Spineless Hornwort Plant Information
Spineless Hornwort grows in the following 35 states:Connecticut, Georgia, Illinois, Indiana, Kansas, Kentucky, Maryland, Minnesota, Mississippi, New Hampshire, North Carolina, Oklahoma, Pennsylvania, South Carolina, Vermont, Wisconsin, Oregon, West Virginia, Alabama, Arkansas, Delaware, Florida, Louisiana, Maine, Massachusetts, Michigan, Missouri, New Jersey, New York, Ohio, Rhode Island, Tennessee, Texas, Virginia, Washington
Ceratophyllum echinatum, commonly called spineless hornwort, is an aquatic perennial plant of the genus Ceratophyllum. It can be found in ponds and lakes. It is principally an eastern North American species and the only species of its genus endemic to North America.

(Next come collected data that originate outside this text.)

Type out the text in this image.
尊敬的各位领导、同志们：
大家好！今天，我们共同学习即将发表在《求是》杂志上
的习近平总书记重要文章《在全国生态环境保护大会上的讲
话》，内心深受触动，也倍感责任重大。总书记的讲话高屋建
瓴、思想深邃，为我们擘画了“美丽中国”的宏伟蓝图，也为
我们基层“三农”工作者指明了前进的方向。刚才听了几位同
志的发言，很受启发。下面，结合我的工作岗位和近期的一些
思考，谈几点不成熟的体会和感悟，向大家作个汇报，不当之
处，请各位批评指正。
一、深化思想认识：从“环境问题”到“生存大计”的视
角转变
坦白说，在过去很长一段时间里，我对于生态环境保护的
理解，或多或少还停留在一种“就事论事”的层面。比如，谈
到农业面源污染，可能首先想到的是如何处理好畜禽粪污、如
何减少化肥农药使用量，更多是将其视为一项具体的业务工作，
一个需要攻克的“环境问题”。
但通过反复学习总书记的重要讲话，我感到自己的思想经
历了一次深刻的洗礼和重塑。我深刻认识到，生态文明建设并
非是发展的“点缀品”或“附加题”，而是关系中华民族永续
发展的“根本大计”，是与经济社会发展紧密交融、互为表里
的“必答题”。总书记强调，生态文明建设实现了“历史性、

Ceratophyllum echinatum is an aquatic herb. The spineless hornwort usually does not have any roots with stems that are freely branching (0.3-4.0 m long). The leaves are submerged and they are usually in whorls of 5 to 12. Its flower does not have any petals but have sepals (3-15) that are sometimes mistaken for petals. The flower is tiny, could be male or female, and contains about 12 to 16 stamens. It blooms from February to July. The fruits have dry seeds with a lot of spines and a rough surface.
Ceratophyllum echinatum can be found in the United States and also in some parts of Canada.
It is often used in aquariums because of the way they look, its high oxygen production, and its ability to minimize the blue-green algae growth.
Several states list this species as threatened or endangered:
Ceratophyllum comes from the Greek keras, "a horn" and phyllon, "leaf", which is alluding to the stiff and narrow leaf divisions. The specific epithet echinatum comes from echinus which means "sea-urchin or hegdehog"; therefore it is called "spiny".